How One Couple’s Loss Led to a Push for Psychological Care for Kids with Cancer

(The Washington Post) – What has stuck with Vicki and Peter Brown for years, beyond the enduring grief of losing their only child, Matthew, are the emotional traumas they all suffered during his struggle with a rare form of bone cancer.

Living in a hospital for months on end, Mattie grew anxious and depressed. He feared CT scans and dreaded the sight of another phalanx of white-coated doctors marching down the hall to deliver what invariably was bad news. His parents, frantically trying to save him, struggled with sleepless nights, mounting financial worries — and overwhelming silence that engulfed their Foggy Bottom home when he died at age 7 in 2009.

The Browns often felt lost and alone. “It was just a horrific experience,” Peter Brown said. “And we recognized that the value of psychological, emotional, social support was just as important, if not more important, than the medical treatment.”

The couple ultimately launched a years-long effort to try to ensure that children with cancer and their families get the help they need for the non-medical aspects of the disease.
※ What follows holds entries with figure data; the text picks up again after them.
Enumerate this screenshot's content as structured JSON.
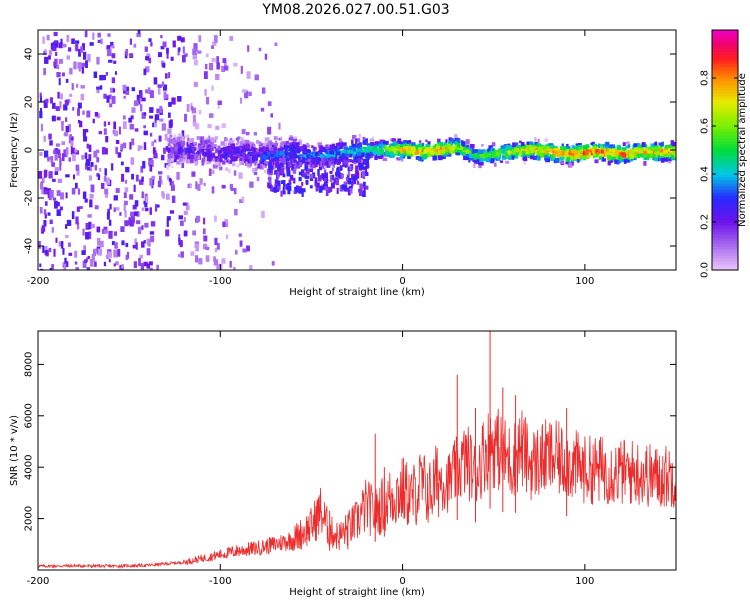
{
  "figure_title": "YM08.2026.027.00.51.G03",
  "colors": {
    "snr_line": "#ee2b2b",
    "frame": "#000000"
  },
  "chart_data": [
    {
      "type": "heatmap",
      "title": "YM08.2026.027.00.51.G03",
      "xlabel": "Height of straight line (km)",
      "ylabel": "Frequency (Hz)",
      "xlim": [
        -200,
        150
      ],
      "ylim": [
        -50,
        50
      ],
      "xticks": [
        -200,
        -100,
        0,
        100
      ],
      "xtick_labels": [
        "-200",
        "-100",
        "0",
        "100"
      ],
      "yticks": [
        -40,
        -20,
        0,
        20,
        40
      ],
      "ytick_labels": [
        "-40",
        "-20",
        "0",
        "20",
        "40"
      ],
      "colorbar": {
        "label": "Normalized spectral amplitude",
        "range": [
          0,
          1
        ],
        "ticks": [
          0.0,
          0.2,
          0.4,
          0.6,
          0.8
        ],
        "tick_labels": [
          "0.0",
          "0.2",
          "0.4",
          "0.6",
          "0.8"
        ]
      },
      "ridge_frequency_hz": {
        "x": [
          -130,
          -120,
          -110,
          -100,
          -90,
          -80,
          -70,
          -60,
          -50,
          -40,
          -30,
          -20,
          -10,
          0,
          10,
          20,
          30,
          40,
          50,
          60,
          70,
          80,
          90,
          100,
          110,
          120,
          130,
          140,
          150
        ],
        "y": [
          0,
          1,
          0,
          -1,
          0,
          -2,
          -1,
          0,
          -2,
          -1,
          0,
          1,
          1,
          1,
          0,
          1,
          2,
          -2,
          -1,
          0,
          1,
          0,
          -1,
          0,
          0,
          -1,
          0,
          0,
          0
        ]
      },
      "ridge_amplitude": {
        "x": [
          -200,
          -150,
          -120,
          -100,
          -80,
          -60,
          -40,
          -20,
          0,
          20,
          40,
          60,
          80,
          100,
          120,
          150
        ],
        "y": [
          0.2,
          0.2,
          0.3,
          0.3,
          0.35,
          0.4,
          0.45,
          0.55,
          0.85,
          0.9,
          0.6,
          0.75,
          0.9,
          0.95,
          0.9,
          0.85
        ]
      }
    },
    {
      "type": "line",
      "xlabel": "Height of straight line (km)",
      "ylabel": "SNR (10 * v/v)",
      "xlim": [
        -200,
        150
      ],
      "ylim": [
        0,
        9300
      ],
      "xticks": [
        -200,
        -100,
        0,
        100
      ],
      "xtick_labels": [
        "-200",
        "-100",
        "0",
        "100"
      ],
      "yticks": [
        2000,
        4000,
        6000,
        8000
      ],
      "ytick_labels": [
        "2000",
        "4000",
        "6000",
        "8000"
      ],
      "series": [
        {
          "name": "SNR",
          "x": [
            -200,
            -180,
            -160,
            -140,
            -120,
            -110,
            -100,
            -90,
            -80,
            -70,
            -60,
            -50,
            -45,
            -40,
            -35,
            -30,
            -25,
            -20,
            -15,
            -10,
            -5,
            0,
            5,
            10,
            15,
            20,
            25,
            30,
            35,
            40,
            45,
            50,
            55,
            60,
            65,
            70,
            80,
            90,
            100,
            110,
            120,
            130,
            140,
            150
          ],
          "y": [
            150,
            160,
            150,
            180,
            300,
            450,
            600,
            750,
            850,
            1000,
            1200,
            1700,
            2300,
            1500,
            1300,
            1600,
            1900,
            2500,
            2200,
            2600,
            2900,
            3100,
            2800,
            3300,
            3000,
            3600,
            3400,
            3900,
            4300,
            3700,
            4600,
            4900,
            4500,
            4200,
            4800,
            4100,
            4400,
            4200,
            3900,
            3900,
            3800,
            3800,
            3600,
            3700
          ]
        }
      ],
      "peaks": {
        "x": [
          -40,
          -30,
          -15,
          -10,
          30,
          40,
          48,
          55,
          62,
          90
        ],
        "y": [
          2300,
          2150,
          5300,
          4000,
          7600,
          6300,
          9300,
          7100,
          6800,
          6300
        ]
      }
    }
  ]
}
Last week, their hard work paid off with the publication of the first national standards for the “psychosocial” care of children with cancer and their families.

The standards, published in a special issue of the journal Pediatric Blood and Cancer, are a road map for health-care providers from the moment of diagnosis into survivorship or bereavement. The Browns hope the rigorously researched standards will mark the first step toward putting in place a consistent level of care around the country, from massive cancer treatment centers to small-town community hospitals.